Swine Flu Vaccines Found Safe in Early Trials

by VR Sreeraman on  August 22, 2009 at 3:54 PM Drug News   - G J E 4
Early indications are a new swine flu vaccine is safe and is on track to be made available to the public by mid-October, US health officials said Friday.
 Swine Flu Vaccines Found Safe in Early Trials
Swine Flu Vaccines Found Safe in Early Trials

"There are no red flags regarding safety," said Anthony Fauci, director of the National Institute of Allergy and Infectious Diseases, noting that a series of clinical trials were being conducted on the vaccine with results due out between mid September and late October.

Adult volunteers participated in the first of five trials starting on August 7, and only reported arm swelling or redness where they received the injection.

Encouraged by the results, health officials went ahead this week with vaccine trials on children aged six months to 17 years, Fauci told reporters.

Additional experiments on about 120 pregnant women -- who are particularly at risk of infection from the influenza A(H1N1) virus and are high on the federal government's priority list for vaccines -- are to begin in September.

Officials expect that between 4,500 and 4,600 people will eventually take part in the vaccine studies.
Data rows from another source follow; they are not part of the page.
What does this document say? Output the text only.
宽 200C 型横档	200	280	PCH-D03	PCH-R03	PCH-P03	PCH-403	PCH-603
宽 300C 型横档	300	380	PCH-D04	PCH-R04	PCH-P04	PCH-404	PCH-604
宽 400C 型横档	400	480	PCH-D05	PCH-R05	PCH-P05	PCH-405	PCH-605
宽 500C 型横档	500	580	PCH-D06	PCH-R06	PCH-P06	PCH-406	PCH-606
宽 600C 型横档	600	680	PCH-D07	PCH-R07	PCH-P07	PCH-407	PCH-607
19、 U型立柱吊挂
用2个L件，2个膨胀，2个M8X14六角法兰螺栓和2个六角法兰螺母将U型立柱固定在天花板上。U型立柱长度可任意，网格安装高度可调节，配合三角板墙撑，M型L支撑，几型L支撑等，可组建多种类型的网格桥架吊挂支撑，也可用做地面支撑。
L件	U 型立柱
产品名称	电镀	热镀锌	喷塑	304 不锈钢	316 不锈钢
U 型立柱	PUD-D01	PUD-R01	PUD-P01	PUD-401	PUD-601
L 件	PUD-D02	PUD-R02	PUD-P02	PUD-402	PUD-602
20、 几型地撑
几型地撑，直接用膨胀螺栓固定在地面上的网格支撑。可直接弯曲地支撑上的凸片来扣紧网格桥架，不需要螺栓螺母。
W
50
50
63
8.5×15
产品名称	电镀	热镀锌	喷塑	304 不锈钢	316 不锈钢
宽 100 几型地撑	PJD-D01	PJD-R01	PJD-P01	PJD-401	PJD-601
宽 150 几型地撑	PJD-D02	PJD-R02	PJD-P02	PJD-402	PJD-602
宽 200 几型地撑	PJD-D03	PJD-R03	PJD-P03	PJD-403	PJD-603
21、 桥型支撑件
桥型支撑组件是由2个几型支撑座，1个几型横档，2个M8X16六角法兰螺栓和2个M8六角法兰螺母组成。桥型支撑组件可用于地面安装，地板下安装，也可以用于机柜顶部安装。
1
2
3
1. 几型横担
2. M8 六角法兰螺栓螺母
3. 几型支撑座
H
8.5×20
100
Between 45 and 52 million doses of the vaccine are expected to be available by mid-October, said Jay Butler, who heads the H1N1 Vaccine Task Force of the US Centers for Disease Control and Prevention (CDC).

The CDC, which had made plans to distribute the vaccine once available, has issued its final recommendations for which groups of people should receive the shot.

The priority groups include "pregnant women, children, and young adults aged 6 months through 24 years, as well as persons aged 25 through 64, who have medical conditions that put them at higher risk for influenza-related complications," he said.

Health care workers, emergency medical service workers and people who take care of infants younger than six months -- too young to be administered a vaccine, should be vaccinated, Butler said.

The novel flu strain, which the CDC says has killed 522 people and caused 7,963 hospitalizations so far in the United States, has generally continued to spread, albeit at a slower speed.

Most of the cases occurred in people under the age of 49.

New infection cases have also decreased in South America and Australia during their seasonal flu season.